Un bot Telegram ne demande presque rien — sauf d'être toujours là
Un bot Telegram en Python consomme 80 MB de RAM et 1 % de CPU au repos. Même avec 10 000 utilisateurs actifs, on reste sous 1 GB. Le vrai enjeu n'est pas la puissance : c'est la disponibilité. Un bot qui héberge votre support client ou vos notifications de monitoring ne peut pas se permettre 3 heures d'arrêt parce que le VPS mutualisé d'à côté a saturé l'hyperviseur.

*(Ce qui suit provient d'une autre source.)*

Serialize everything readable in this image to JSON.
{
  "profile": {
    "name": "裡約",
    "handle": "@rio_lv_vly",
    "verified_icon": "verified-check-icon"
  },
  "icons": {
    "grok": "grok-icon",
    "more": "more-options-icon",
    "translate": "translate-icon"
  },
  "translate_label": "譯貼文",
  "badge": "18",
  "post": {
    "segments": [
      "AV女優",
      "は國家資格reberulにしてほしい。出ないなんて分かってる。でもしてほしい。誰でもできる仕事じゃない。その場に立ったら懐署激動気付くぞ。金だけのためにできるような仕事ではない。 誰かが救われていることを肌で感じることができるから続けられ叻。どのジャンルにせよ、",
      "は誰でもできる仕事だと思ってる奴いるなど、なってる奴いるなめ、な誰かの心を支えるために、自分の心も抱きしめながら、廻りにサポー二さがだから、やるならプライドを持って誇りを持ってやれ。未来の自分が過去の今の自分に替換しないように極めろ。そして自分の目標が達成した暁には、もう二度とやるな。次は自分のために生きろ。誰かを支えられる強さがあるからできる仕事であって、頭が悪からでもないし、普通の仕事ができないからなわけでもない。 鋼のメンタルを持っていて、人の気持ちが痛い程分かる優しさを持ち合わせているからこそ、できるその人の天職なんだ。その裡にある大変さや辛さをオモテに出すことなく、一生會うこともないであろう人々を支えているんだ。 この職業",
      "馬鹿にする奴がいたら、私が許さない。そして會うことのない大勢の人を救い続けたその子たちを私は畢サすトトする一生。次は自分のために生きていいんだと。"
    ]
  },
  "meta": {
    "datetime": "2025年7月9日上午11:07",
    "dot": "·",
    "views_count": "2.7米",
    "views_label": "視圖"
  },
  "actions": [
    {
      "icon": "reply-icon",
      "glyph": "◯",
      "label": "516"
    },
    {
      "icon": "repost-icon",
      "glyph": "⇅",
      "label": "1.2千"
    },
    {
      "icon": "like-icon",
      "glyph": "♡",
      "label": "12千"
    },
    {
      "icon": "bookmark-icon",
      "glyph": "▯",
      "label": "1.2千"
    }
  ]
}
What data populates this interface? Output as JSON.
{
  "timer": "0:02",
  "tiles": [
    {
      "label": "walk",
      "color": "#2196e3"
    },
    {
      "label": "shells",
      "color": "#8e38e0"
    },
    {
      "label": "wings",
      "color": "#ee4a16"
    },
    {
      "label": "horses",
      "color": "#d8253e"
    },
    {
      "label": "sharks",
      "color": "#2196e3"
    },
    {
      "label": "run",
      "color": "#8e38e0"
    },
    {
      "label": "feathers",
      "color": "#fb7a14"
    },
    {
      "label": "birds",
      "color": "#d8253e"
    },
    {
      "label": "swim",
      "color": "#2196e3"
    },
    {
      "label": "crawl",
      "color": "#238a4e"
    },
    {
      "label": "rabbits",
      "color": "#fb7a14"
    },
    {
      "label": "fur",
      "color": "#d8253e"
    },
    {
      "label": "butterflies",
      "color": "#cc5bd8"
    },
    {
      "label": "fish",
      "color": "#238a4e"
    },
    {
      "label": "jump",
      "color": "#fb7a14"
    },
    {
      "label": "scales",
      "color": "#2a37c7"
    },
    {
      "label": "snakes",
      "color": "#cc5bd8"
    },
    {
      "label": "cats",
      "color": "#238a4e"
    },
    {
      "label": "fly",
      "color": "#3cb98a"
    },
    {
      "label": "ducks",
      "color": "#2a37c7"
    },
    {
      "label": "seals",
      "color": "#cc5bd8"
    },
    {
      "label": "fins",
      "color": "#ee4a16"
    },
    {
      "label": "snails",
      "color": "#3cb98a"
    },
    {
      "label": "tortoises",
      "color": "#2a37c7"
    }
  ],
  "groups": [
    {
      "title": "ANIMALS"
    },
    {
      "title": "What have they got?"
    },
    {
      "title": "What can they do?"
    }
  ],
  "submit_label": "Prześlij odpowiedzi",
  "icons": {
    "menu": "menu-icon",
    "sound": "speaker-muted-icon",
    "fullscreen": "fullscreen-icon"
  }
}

Sur un Apex (8 GB, 4 vCores Ryzen 9), vous faites tourner un bot Python, sa base PostgreSQL, un Redis pour les files de messages — et il vous reste de la marge pour trois autres projets. C'est le cas d'usage où notre plan d'entrée de gamme est objectivement surdimensionné, et c'est tant mieux.
Webhook ou polling ?
Deux modes pour recevoir les messages :
- Polling (
getUpdates) : le bot interroge Telegram toutes les secondes. Simple, fonctionne derrière n'importe quel NAT, mais ajoute ~1 s de latence et gaspille des requêtes. - Webhook : Telegram pousse chaque message en HTTPS vers votre serveur. Latence quasi nulle, charge nulle au repos. C'est le mode production — et il exige un serveur avec une IP publique stable et un certificat TLS. Autrement dit : un VPS.
import telebot
bot = telebot.TeleBot(TOKEN)
bot.set_webhook(url="https://bot.mondomaine.fr/tg")Avec Caddy en reverse proxy, le certificat Let's Encrypt se renouvelle tout seul. Telegram n'accepte que les ports 443, 80, 88 et 8443 pour les webhooks.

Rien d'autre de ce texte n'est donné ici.